Atlas used Floyd Mayweather Jr., and his frequent run-ins with the law, as well as family feuds and general bickering, as an example of how this “distraction” angle can be overthought and overused.
“His (Mayweather’s) whole career,” Atlas said, “has been full of what you guys would always ask before almost every fight at some juncture — ‘do you think this or that would be a distraction?’– and then he got past the fight and the next thing would happen, the next situation. He is able to live in a world of distraction; he liked to live in a world of chaos for somebody else. Some people have that ability, that mental toughness.
“Manny will handle it. He will be a southpaw, across the ring from us, who is very fast with his hands and his feet and is very explosive. That will be it.”
Atlas was asked to compare his duties as a broadcaster with his duties as a trainer. Logic and thought-provoking common sense followed.

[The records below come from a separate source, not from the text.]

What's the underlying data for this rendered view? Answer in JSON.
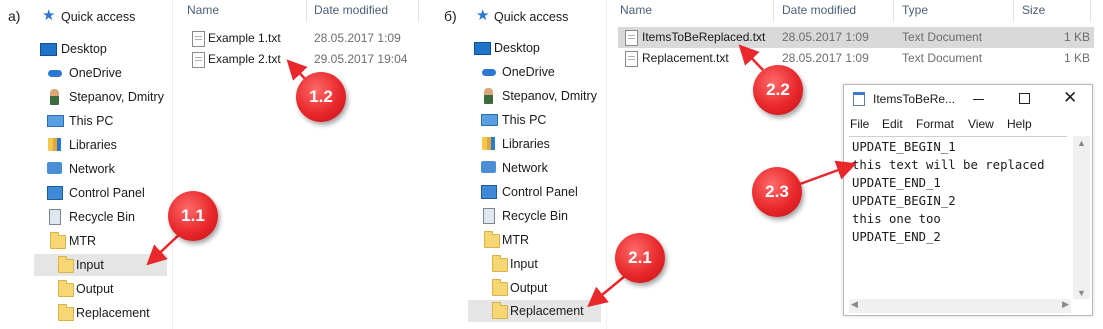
{
  "panel_a": {
    "label": "а)",
    "nav": [
      {
        "label": "Quick access",
        "icon": "star-icon"
      },
      {
        "label": "Desktop",
        "icon": "desktop-icon"
      },
      {
        "label": "OneDrive",
        "icon": "cloud-icon"
      },
      {
        "label": "Stepanov, Dmitry",
        "icon": "user-icon"
      },
      {
        "label": "This PC",
        "icon": "computer-icon"
      },
      {
        "label": "Libraries",
        "icon": "libraries-icon"
      },
      {
        "label": "Network",
        "icon": "network-icon"
      },
      {
        "label": "Control Panel",
        "icon": "control-panel-icon"
      },
      {
        "label": "Recycle Bin",
        "icon": "recycle-bin-icon"
      },
      {
        "label": "MTR",
        "icon": "folder-icon"
      },
      {
        "label": "Input",
        "icon": "folder-icon",
        "selected": true
      },
      {
        "label": "Output",
        "icon": "folder-icon"
      },
      {
        "label": "Replacement",
        "icon": "folder-icon"
      }
    ],
    "columns": {
      "name": "Name",
      "date": "Date modified"
    },
    "files": [
      {
        "name": "Example 1.txt",
        "date": "28.05.2017 1:09"
      },
      {
        "name": "Example 2.txt",
        "date": "29.05.2017 19:04"
      }
    ],
    "markers": {
      "m1": "1.1",
      "m2": "1.2"
    }
  },
  "panel_b": {
    "label": "б)",
    "nav": [
      {
        "label": "Quick access",
        "icon": "star-icon"
      },
      {
        "label": "Desktop",
        "icon": "desktop-icon"
      },
      {
        "label": "OneDrive",
        "icon": "cloud-icon"
      },
      {
        "label": "Stepanov, Dmitry",
        "icon": "user-icon"
      },
      {
        "label": "This PC",
        "icon": "computer-icon"
      },
      {
        "label": "Libraries",
        "icon": "libraries-icon"
      },
      {
        "label": "Network",
        "icon": "network-icon"
      },
      {
        "label": "Control Panel",
        "icon": "control-panel-icon"
      },
      {
        "label": "Recycle Bin",
        "icon": "recycle-bin-icon"
      },
      {
        "label": "MTR",
        "icon": "folder-icon"
      },
      {
        "label": "Input",
        "icon": "folder-icon"
      },
      {
        "label": "Output",
        "icon": "folder-icon"
      },
      {
        "label": "Replacement",
        "icon": "folder-icon",
        "selected": true
      }
    ],
    "columns": {
      "name": "Name",
      "date": "Date modified",
      "type": "Type",
      "size": "Size"
    },
    "files": [
      {
        "name": "ItemsToBeReplaced.txt",
        "date": "28.05.2017 1:09",
        "type": "Text Document",
        "size": "1 KB",
        "selected": true
      },
      {
        "name": "Replacement.txt",
        "date": "28.05.2017 1:09",
        "type": "Text Document",
        "size": "1 KB"
      }
    ],
    "markers": {
      "m1": "2.1",
      "m2": "2.2",
      "m3": "2.3"
    }
  },
  "notepad": {
    "title": "ItemsToBeRe...",
    "menu": [
      "File",
      "Edit",
      "Format",
      "View",
      "Help"
    ],
    "lines": [
      "UPDATE_BEGIN_1",
      "this text will be replaced",
      "UPDATE_END_1",
      "UPDATE_BEGIN_2",
      "this one too",
      "UPDATE_END_2"
    ]
  },
  "colors": {
    "marker": "#e8282b",
    "selection": "#e5e5e5",
    "header_text": "#4c607a"
  }
}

“It pales in weight and size of responsibility,” he said, “with the handling and taking care of a fighter and caring what is going to happen with that fighter when he gets into that ring, and you hope that, for eight weeks, you get that right.

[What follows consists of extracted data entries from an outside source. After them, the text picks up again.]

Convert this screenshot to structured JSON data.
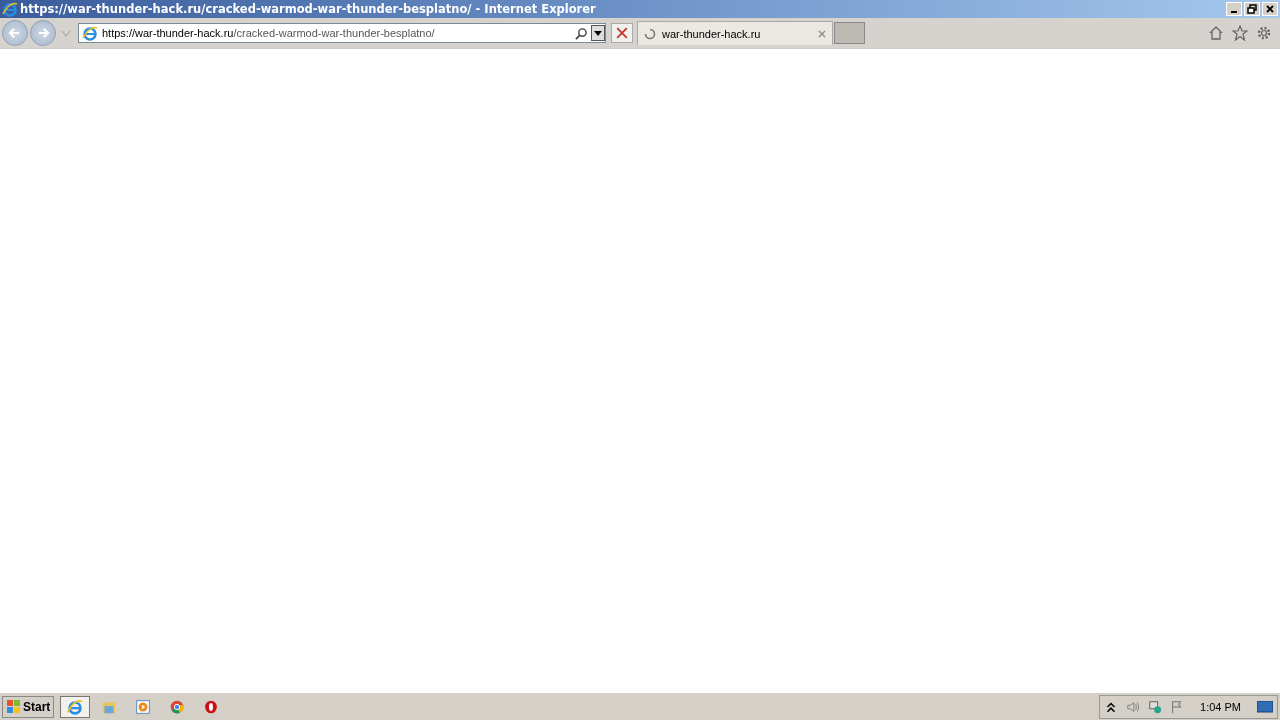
{
  "window": {
    "title": "https://war-thunder-hack.ru/cracked-warmod-war-thunder-besplatno/ - Internet Explorer"
  },
  "address_bar": {
    "host": "https://war-thunder-hack.ru",
    "path": "/cracked-warmod-war-thunder-besplatno/"
  },
  "tabs": [
    {
      "label": "war-thunder-hack.ru",
      "selected": true,
      "loading": true
    }
  ],
  "taskbar": {
    "start": "Start",
    "apps": [
      {
        "kind": "ie",
        "selected": true
      },
      {
        "kind": "folder",
        "selected": false
      },
      {
        "kind": "media",
        "selected": false
      },
      {
        "kind": "chrome",
        "selected": false
      },
      {
        "kind": "opera",
        "selected": false
      }
    ],
    "clock": "1:04 PM"
  }
}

“It’s a worry and concern business; when you have the trust of a fighter, (doing) something that can be so sudden and so dangerous.”
He pointed out how sports such as baseball and basketball differ from boxing.

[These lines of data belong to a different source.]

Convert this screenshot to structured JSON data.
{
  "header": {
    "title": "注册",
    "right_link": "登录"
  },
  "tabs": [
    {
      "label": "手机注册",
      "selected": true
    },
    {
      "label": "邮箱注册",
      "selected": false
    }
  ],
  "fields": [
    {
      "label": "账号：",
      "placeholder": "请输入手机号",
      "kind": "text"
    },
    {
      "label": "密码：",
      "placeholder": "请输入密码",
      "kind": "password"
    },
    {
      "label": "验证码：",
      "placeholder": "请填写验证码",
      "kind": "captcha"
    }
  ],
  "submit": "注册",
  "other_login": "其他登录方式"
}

“You can have three or four guys do something wrong,” he said, “and still win the game. And the next day, you can play again.
“We have one shot at this. One person, one man.”
This brings us to Roach, seven-time Boxing Writers Association of America trainer of the year.
He is about as subtle as a landing meteorite. What is on his mind is what he says. If promoters have asked him to be more diplomatic or careful, he hasn’t heard them or paid attention to them. His statements often have that impish twinkle-of-an eye tone to them. He knows what he said will be controversial, but also kind of fun, and so be it.
That has been the tone he has taken with Atlas, who got much credit for his preparation of Bradley for the impressive victory over Brandon Rios in Bradley’s most-recent fight. Roach has said he was unimpressed, that Atlas’ preparation of Bradley for that one was no big deal because Rios “stunk” and was “out of shape.” Roach has also oft referred to Atlas as “the announcer.” That, of course, is meant to drip with sarcasm.
Atlas waited awhile, then responded by saying he hadn’t fired the first shot across the bow, and that the fighters should be the focus, not the trainers. But he also said enough in his response to assure all that come fight week, it will be game on.
In boxing writers’ terms, this is manna from heaven. None of us is sure if God is a middleweight or a cruiserweight, but we can feel deity in our corner.